Only Numeric Values in the Name Column

The name column is unfortunately named as you should never have text in this column, only numbers. Text values are more difficult to work with when used in relevance or constraint conditions.

Also, one step of the data cleaning is to replace all string variables (some exceptions exist) with numeric variables. That task can be greatly reduced if we already when coding the questionnaire assign categories for each answer option. SurveyCTO provides a Stata do-files that create labels and add them to the numeric values.

Negative and Standardized Values for Non-Answers

For any answer that is a type of non-answer, for example, "Don't know", "Question does not apply", "Decline/Refused to Answer" or "Other" we should have a code that is negative and have the same meaning across a project.

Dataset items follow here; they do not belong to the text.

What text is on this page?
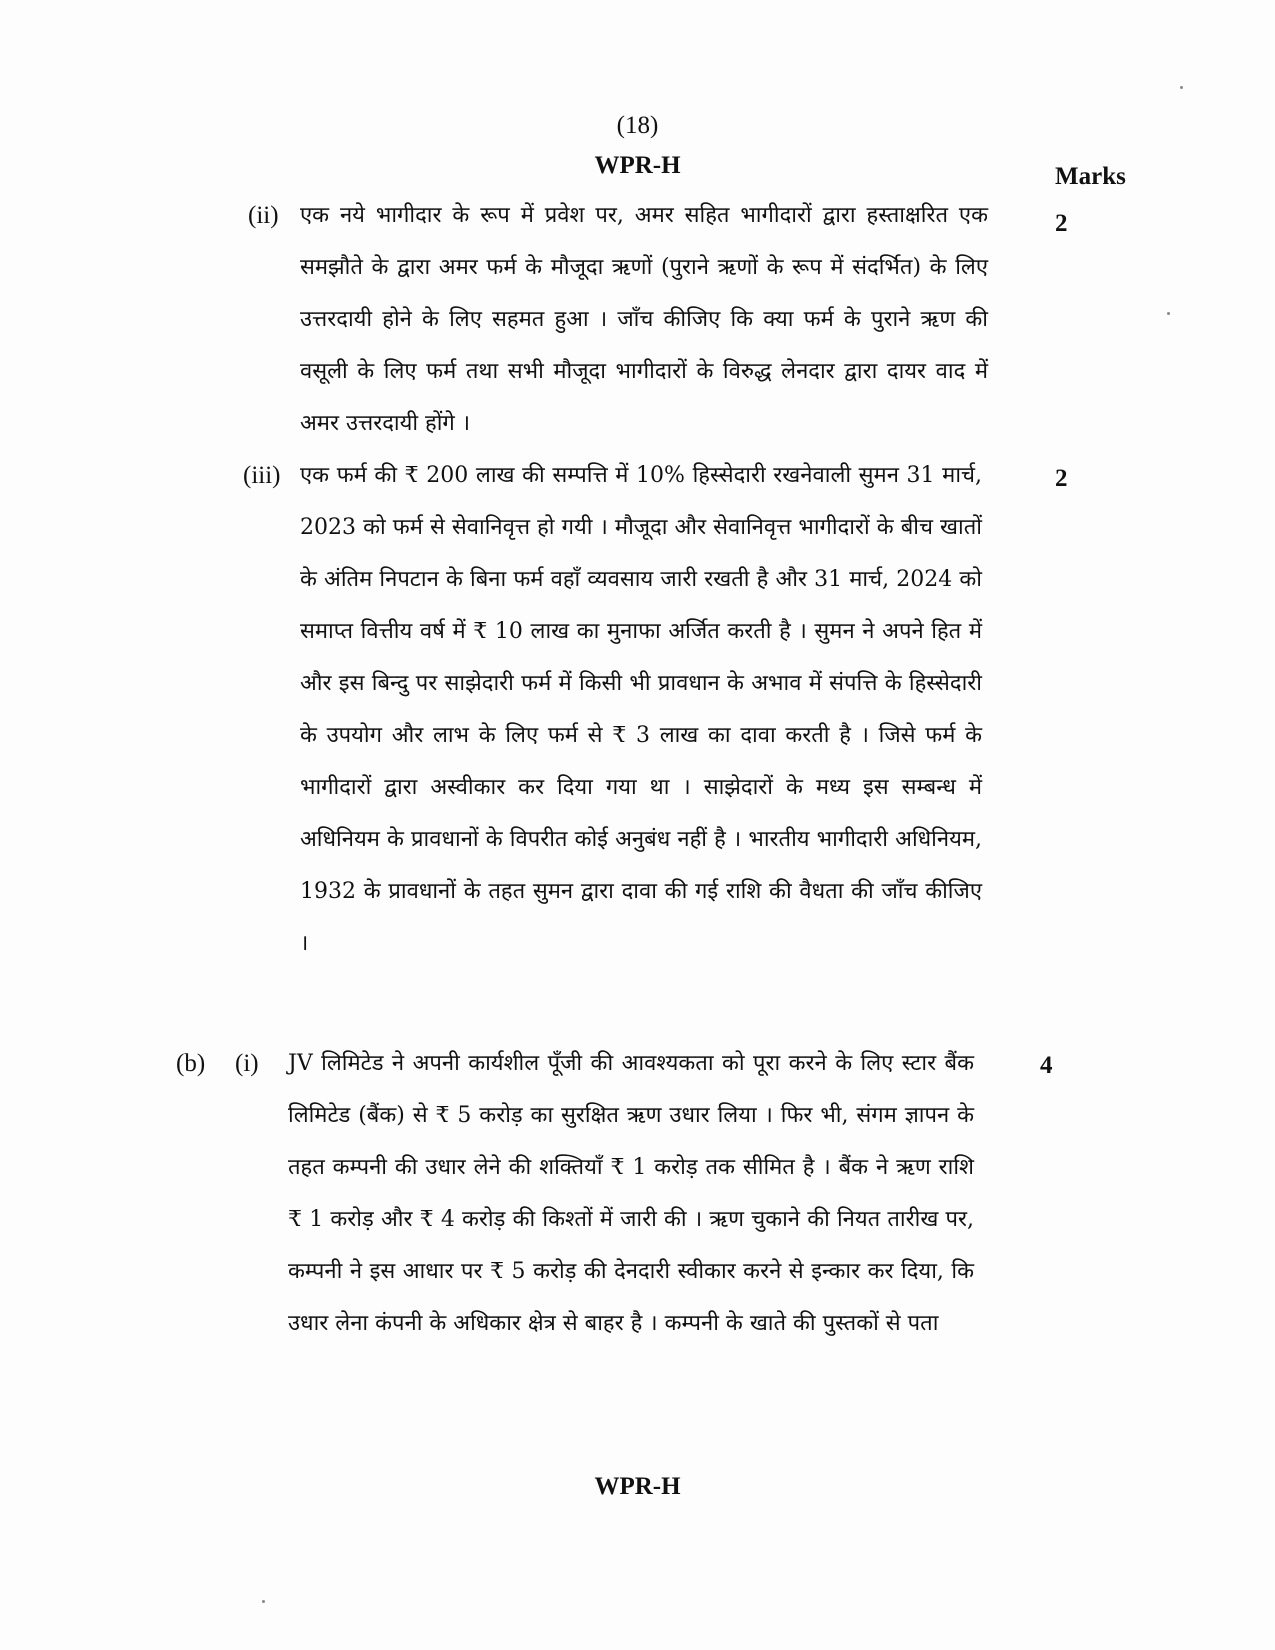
(18)
WPR-H	Marks
(ii)	2

एक नये भागीदार के रूप में प्रवेश पर, अमर सहित भागीदारों द्वारा हस्ताक्षरित एक समझौते के द्वारा अमर फर्म के मौजूदा ऋणों (पुराने ऋणों के रूप में संदर्भित) के लिए उत्तरदायी होने के लिए सहमत हुआ । जाँच कीजिए कि क्या फर्म के पुराने ऋण की वसूली के लिए फर्म तथा सभी मौजूदा भागीदारों के विरुद्ध लेनदार द्वारा दायर वाद में अमर उत्तरदायी होंगे ।

(iii)	2

एक फर्म की ₹ 200 लाख की सम्पत्ति में 10% हिस्सेदारी रखनेवाली सुमन 31 मार्च, 2023 को फर्म से सेवानिवृत्त हो गयी । मौजूदा और सेवानिवृत्त भागीदारों के बीच खातों के अंतिम निपटान के बिना फर्म वहाँ व्यवसाय जारी रखती है और 31 मार्च, 2024 को समाप्त वित्तीय वर्ष में ₹ 10 लाख का मुनाफा अर्जित करती है । सुमन ने अपने हित में और इस बिन्दु पर साझेदारी फर्म में किसी भी प्रावधान के अभाव में संपत्ति के हिस्सेदारी के उपयोग और लाभ के लिए फर्म से ₹ 3 लाख का दावा करती है । जिसे फर्म के भागीदारों द्वारा अस्वीकार कर दिया गया था । साझेदारों के मध्य इस सम्बन्ध में अधिनियम के प्रावधानों के विपरीत कोई अनुबंध नहीं है । भारतीय भागीदारी अधिनियम, 1932 के प्रावधानों के तहत सुमन द्वारा दावा की गई राशि की वैधता की जाँच कीजिए ।

(b) (i)	4

JV लिमिटेड ने अपनी कार्यशील पूँजी की आवश्यकता को पूरा करने के लिए स्टार बैंक लिमिटेड (बैंक) से ₹ 5 करोड़ का सुरक्षित ऋण उधार लिया । फिर भी, संगम ज्ञापन के तहत कम्पनी की उधार लेने की शक्तियाँ ₹ 1 करोड़ तक सीमित है । बैंक ने ऋण राशि ₹ 1 करोड़ और ₹ 4 करोड़ की किश्तों में जारी की । ऋण चुकाने की नियत तारीख पर, कम्पनी ने इस आधार पर ₹ 5 करोड़ की देनदारी स्वीकार करने से इन्कार कर दिया, कि उधार लेना कंपनी के अधिकार क्षेत्र से बाहर है । कम्पनी के खाते की पुस्तकों से पता

WPR-H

We want the value to be negative for the following two reasons:

  1. The first reason is that when cleaning the data set these values will stand out more and therefore be easier to address during the cleaning of the data. This is the case both when tabulating or looking at a distribution of a variable, but also when looking at descriptive statistics as negative values distort, for example, means to the degree that the project team will be reminded to look for these error codes. To increase this effect it is better to pick -999 than -9 to represent for example "Don't Know".
  2. The second reason is that we might want to add more answer options in later rounds. If we would have the number 9 representing "Don't Know", then there is a chance that we will need that value for a category that we will add of we have more than eight categories. We could, of course, assign the new value the code 10 but then we would have a non-value in the middle of actual answers and that is not optimal. We should absolutely never shift the "Don't know" code from 9 to 10 and give the added category the code 9. This is the worst solution of all as in a panel data set, the same thing that means an answer in the follow-up data means "Don't know" in the earlier data.

It should be obvious to everyone that having the same code representing the same non-answer across a project will reduce the risk of confusion and make the cleaning of the data easier.